Kemacetan di kota Bandung khususnya, tejadi pada saat jam-jam sibuk. Sekitar pukul 07.00-08.00 pada pagi hari, dan 16.00-18.00 pada sore hari. Pada jam-jam itu volume kendaraan meluap akibat keluar secara bersamaan, hal ini tidak ditunjang oleh infrastruktur jalan yang memadai, juga diperparah oleh sikap serta perilaku masyarakat, seperti telah dicontohkan diatas. Mengapa kemacetan dipermasalahkan, ada beberapa faktor yang berpengaruh, yaitu;
  • Dampak terhadap lalulintas lokal
  • Pertumbuhan ekonomi
  • Kualitas hidup
  • Keamanan di jalan raya
  • Polusi lingkungan
  • Boros bahan bakar dan lain sebagainya

Secara garis besar kemacetan yang terjadi di Kota Bandung diakibatkan oleh hal-hal berikut ini :
a.       Peningkatan jumlah penduduk
Peningkatan jumlah penduduk berdampak pada bertambahnya jumlah aktivitas penduduk dalam kota sehingga kebutuhan akan sarana transportasi pun meningkat dan mobilitas penduduk Kota Bandung semakin sibuk. jumlah penduduk Kota Bandung terus meningkat sedangkan tingkat pelayanan fasilitas pelayanan public tidak bertambah signifikan. Aktivitas penduduk yang semakin padat membutuhkan transportasi untuk menunjang pergerakannya akan tetapi kebutuhan sarana transportasi itu tidak ditunjang dengan ketersediaan jalan yang layak sehingga saat aktivitas penduduk memumncak jalan-jalan akan dipenuhi kendaraan dan kemacetan pun terjadi.

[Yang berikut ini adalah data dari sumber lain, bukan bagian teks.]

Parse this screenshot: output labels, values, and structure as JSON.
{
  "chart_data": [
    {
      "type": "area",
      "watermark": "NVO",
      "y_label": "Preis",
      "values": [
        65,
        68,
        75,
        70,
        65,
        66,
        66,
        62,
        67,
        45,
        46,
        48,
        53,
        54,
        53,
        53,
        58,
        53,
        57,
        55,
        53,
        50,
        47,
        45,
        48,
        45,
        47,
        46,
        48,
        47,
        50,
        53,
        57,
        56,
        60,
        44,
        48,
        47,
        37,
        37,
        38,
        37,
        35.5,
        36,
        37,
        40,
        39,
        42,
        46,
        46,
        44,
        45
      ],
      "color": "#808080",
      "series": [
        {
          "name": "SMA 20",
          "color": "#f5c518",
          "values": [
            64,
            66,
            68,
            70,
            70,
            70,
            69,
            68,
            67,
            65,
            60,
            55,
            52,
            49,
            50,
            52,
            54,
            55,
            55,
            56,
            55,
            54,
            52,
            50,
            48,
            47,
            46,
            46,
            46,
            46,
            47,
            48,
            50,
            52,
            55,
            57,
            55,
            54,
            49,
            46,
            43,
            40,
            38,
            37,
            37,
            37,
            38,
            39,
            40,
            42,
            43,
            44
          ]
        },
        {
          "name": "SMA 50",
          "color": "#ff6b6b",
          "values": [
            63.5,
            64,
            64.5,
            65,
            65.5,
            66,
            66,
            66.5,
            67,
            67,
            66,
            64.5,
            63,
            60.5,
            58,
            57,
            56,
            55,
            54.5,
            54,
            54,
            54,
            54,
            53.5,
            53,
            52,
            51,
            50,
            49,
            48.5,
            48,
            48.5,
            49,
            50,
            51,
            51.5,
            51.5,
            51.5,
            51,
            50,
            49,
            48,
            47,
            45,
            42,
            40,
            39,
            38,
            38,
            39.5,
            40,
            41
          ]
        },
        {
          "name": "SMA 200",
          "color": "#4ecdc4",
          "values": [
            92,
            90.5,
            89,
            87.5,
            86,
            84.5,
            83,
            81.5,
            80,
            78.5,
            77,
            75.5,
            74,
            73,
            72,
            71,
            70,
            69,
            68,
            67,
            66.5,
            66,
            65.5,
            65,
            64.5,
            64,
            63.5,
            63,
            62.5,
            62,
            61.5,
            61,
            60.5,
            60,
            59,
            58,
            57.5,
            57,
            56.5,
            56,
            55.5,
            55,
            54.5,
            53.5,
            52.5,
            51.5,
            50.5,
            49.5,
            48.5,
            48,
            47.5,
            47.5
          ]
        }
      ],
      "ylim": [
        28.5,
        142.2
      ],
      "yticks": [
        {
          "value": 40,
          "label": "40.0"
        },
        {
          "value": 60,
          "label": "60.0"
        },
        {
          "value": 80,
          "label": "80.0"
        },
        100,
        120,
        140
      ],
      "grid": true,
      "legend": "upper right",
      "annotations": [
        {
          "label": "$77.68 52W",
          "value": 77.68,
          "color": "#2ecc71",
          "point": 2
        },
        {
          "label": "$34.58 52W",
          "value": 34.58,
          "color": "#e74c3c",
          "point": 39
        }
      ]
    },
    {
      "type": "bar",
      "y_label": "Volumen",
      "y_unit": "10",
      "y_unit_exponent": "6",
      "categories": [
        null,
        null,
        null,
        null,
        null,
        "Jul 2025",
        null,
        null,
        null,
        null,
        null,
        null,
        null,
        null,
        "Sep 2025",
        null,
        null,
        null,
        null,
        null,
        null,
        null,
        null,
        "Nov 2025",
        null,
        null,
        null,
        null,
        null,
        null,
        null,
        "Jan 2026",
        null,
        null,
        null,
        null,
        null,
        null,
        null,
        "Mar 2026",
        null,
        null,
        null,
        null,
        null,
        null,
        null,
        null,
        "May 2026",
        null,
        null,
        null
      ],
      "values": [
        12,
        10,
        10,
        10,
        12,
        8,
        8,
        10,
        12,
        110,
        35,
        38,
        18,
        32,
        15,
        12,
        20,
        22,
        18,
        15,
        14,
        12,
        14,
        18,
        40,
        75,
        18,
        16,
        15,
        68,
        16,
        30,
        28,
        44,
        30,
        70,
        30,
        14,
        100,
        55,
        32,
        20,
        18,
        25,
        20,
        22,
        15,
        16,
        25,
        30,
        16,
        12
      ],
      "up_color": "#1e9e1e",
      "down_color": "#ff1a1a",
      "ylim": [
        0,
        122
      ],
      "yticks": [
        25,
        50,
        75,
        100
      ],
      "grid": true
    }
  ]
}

b.      Peningkatan volume kendaraan
Peningkatan volume kendaraan menyebabkan ruas jalan semakin padat oleh kendaraan, volume yang tak terkendali akan menyebabkan antrian panjang kendaraan dalam ruas jalan. Apabila hal ini terjadi maka tingkat pelayanan jalan menjadi rendah, artinya kendaraan dalam ruas jalan itu dipaksakan karena volumenya sudah tidak sesuai dengan kemampuan pelayanan jalan tersebut. Hal ini merupakan kondisi macet dimana puncak-puncak volume kendaraan biasanya terjadi pada jam-jam puncak kegiatan seperti pada sore hari pukul 16.00-18.00 WIB, waktu orang-orang selesai bekerja, kembali kerumah dan mengunjungi tempat-tempat hiburan atau pusat kota.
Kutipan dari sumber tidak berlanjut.